5) Plain yogurt, whey and whey protein. All three are great sources of quality protein, ideal for strong, healthy hair and damage repair. They are also often used as hair masks and in various shampoo, conditioner and hair treatment brands designed to prevent hair loss and encourage hair repair. Plain yogurt contains probiotics, elements which favor digestive health by improving healthy gut flora, while whey protein contributes to muscle fiber formation and repair, among other great health benefits.
6) Eggs. Despite having cholesterol and saturated fats, eggs are a wonderfully nutritious food. They contain all the essential amino acids our body needs to keep us healthy and are thus a source of complete protein. Consuming them in moderate amounts helps meet our protein and Omega-3 requirements and supplies generous amounts of biotin, contributing to stronger, better looking hair.
7) Nuts and seeds. Nuts and seeds contain healthy unsaturated fats, protein and high amounts of important vitamins and dietary minerals such as vitamin E and zinc. The best options include walnuts, black walnuts, flaxseeds, peanuts, sunflower seeds, pumpkin seeds, pecans and pine nuts. The healthy Omega-3, Omega-6 and Omega-9 fatty acids in them help improve scalp health and contribute to stronger hair. Vitamin E has an emollient and protective action, while zinc has been found to improve scalp-related conditions such as dryines or dandruff. Walnuts, peanuts and almonds are also great sources of biotin, a B vitamin that helps fight hair loss and breakage as well as brittle nails and scalp problems.
8) Seafood. Oysters, clams, mussels, mollusks are rich in heme iron, a form of iron found in animal foods and easier to absorb. Iron helps improve scalp circulation which allows for better hair nourishment and strong, beautiful hair. Seaweeds exert a stimulating effect on the scalp, promoting hair growth. Not to mention seafood is also rich in iodine which prevents hypothyroidism and combat brittle thin hair and hair loss (see seafood foods map).
9) Legumes. Beans, chickpeas, peanuts, peas and legumes in general are a good source of protein and nonheme iron. Regular consumption can contribute to improved circulation to the scalp and stimulate hair growth and hair damage repair.
10) Certain fruits and vegetables. Fruits and vegetables rich in vitamin C such as bell peppers, green mirabelles, kiwifruit, strawberries, papaya, citrus fruits and leafy green vegetables such as spinach promote the synthesis of collagen, the principal protein in our body ensuring structure and contribute to strong hair. Vitamin C also increases iron absorption, making it ideal for brittle hair. Tomatoes, carrots, onions, papaya, avocado and chard supply generous amounts of biotin.

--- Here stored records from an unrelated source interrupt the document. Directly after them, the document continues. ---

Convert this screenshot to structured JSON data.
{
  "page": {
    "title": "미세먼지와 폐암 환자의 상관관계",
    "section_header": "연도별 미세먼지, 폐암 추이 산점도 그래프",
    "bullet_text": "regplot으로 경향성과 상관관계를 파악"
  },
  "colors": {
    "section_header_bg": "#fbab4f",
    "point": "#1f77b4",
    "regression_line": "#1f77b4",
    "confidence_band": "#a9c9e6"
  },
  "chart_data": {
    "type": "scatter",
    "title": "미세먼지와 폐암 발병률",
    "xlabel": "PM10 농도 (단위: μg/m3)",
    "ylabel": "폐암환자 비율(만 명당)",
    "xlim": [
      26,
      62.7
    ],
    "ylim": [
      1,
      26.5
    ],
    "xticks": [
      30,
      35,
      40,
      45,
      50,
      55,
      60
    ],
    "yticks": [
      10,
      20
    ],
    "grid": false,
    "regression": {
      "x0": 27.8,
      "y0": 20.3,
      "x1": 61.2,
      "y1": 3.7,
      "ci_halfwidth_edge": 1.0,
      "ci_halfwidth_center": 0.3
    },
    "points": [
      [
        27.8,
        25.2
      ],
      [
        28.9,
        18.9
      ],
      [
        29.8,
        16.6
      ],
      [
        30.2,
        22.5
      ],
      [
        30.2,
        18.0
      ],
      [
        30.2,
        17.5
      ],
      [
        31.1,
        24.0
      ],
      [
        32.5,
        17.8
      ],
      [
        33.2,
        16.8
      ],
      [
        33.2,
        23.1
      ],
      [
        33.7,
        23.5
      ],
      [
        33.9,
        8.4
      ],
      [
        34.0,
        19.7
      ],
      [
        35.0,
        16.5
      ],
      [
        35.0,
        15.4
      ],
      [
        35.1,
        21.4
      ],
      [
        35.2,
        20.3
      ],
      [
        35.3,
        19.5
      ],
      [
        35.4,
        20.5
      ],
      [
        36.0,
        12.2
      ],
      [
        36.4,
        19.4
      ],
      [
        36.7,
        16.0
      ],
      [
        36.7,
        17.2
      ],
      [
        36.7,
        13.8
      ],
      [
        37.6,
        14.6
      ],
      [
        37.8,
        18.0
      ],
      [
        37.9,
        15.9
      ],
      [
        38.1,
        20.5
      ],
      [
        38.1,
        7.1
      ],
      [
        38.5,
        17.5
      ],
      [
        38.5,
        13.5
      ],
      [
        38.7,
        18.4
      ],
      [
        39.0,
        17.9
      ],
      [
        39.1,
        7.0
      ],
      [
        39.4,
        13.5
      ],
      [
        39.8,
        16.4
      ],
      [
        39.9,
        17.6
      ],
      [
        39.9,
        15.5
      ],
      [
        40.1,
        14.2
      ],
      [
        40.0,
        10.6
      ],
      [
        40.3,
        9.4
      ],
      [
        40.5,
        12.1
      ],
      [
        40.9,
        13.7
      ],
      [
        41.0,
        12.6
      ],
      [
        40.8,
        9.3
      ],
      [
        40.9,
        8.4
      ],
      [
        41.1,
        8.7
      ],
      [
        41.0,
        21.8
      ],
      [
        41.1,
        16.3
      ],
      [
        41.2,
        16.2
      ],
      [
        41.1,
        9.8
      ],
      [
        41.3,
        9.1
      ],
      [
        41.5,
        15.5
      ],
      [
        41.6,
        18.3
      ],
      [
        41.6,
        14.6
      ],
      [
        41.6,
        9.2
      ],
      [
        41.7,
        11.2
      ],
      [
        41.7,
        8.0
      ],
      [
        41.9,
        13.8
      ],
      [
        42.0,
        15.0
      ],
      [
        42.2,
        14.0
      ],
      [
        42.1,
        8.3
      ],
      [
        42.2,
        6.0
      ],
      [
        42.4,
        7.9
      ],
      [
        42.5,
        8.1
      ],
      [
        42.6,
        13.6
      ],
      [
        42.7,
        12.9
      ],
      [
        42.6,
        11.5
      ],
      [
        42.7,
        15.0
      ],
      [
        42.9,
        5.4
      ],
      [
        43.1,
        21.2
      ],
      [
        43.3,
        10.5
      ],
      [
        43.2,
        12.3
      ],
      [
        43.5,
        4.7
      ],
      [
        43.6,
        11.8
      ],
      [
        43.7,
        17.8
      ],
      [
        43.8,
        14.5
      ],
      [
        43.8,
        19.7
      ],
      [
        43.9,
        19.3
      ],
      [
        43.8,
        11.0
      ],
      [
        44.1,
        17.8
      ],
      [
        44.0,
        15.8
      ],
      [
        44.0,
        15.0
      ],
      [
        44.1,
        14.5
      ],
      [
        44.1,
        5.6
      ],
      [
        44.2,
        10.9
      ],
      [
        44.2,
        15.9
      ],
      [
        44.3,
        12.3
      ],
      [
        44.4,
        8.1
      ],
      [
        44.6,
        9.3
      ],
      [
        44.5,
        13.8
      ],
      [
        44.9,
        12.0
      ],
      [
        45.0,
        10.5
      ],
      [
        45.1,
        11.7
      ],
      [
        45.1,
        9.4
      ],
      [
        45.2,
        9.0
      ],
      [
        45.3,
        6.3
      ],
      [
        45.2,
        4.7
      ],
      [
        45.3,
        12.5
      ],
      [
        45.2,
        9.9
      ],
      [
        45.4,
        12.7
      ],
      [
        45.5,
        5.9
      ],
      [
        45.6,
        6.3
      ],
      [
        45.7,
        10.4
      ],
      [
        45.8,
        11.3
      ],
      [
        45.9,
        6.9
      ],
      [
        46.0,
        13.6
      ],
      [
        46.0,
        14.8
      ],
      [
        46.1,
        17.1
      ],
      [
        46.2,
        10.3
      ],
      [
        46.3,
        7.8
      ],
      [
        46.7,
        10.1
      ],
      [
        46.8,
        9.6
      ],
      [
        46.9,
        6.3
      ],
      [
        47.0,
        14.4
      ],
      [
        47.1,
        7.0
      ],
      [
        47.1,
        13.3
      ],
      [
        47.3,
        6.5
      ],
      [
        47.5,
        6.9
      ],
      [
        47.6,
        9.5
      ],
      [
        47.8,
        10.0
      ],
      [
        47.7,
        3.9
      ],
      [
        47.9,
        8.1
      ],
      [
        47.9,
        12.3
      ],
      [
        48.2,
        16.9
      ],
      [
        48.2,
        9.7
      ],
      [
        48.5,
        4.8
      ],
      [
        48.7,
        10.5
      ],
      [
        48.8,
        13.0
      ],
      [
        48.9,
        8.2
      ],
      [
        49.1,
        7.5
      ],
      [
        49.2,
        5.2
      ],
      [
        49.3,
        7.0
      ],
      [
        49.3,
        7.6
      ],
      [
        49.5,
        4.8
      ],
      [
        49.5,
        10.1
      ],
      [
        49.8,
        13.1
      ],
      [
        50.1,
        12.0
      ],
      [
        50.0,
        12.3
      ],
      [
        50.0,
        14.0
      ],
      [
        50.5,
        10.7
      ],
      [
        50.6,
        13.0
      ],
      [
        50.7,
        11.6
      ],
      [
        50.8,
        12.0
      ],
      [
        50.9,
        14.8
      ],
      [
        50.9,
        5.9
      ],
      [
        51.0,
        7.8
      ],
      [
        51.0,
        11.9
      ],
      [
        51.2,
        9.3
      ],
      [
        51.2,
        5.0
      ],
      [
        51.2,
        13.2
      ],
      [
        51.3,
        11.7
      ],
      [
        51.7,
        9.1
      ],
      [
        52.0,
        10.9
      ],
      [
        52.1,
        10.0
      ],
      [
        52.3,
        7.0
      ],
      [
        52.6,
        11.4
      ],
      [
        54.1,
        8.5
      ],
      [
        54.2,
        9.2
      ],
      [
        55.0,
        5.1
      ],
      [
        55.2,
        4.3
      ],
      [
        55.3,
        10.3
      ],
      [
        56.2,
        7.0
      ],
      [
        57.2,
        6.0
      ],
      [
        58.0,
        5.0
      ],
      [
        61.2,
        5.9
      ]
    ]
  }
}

If we already suffer from extensive hair damage, eating right is even more important. A proper diet paired with simple, at-home hair remedies can help our hair recover faster and regain its shine, strength and overall healthy aspect. While some foods are better for our hair than others, remember that balance is key. So don´t limit your diet to just these foods, but rather incorporate them in your current diet. Also remember to keep your protein intake to about 30% and eat nutritionally-dense foods.
Eating less is not a solution either. Being underweight depletes the body and our hair of essential nutrients and will result in severe hair loss, thin hair that breaks easily and is more prone to damage. Strong, healthy, beautiful hair means eating well: quality protein, healthy fats, vitamins C, E, B3 and H, iron and zinc as well as keeping up a good hair routine focused on avoiding damaging hair styling practice such as frequent heat styling.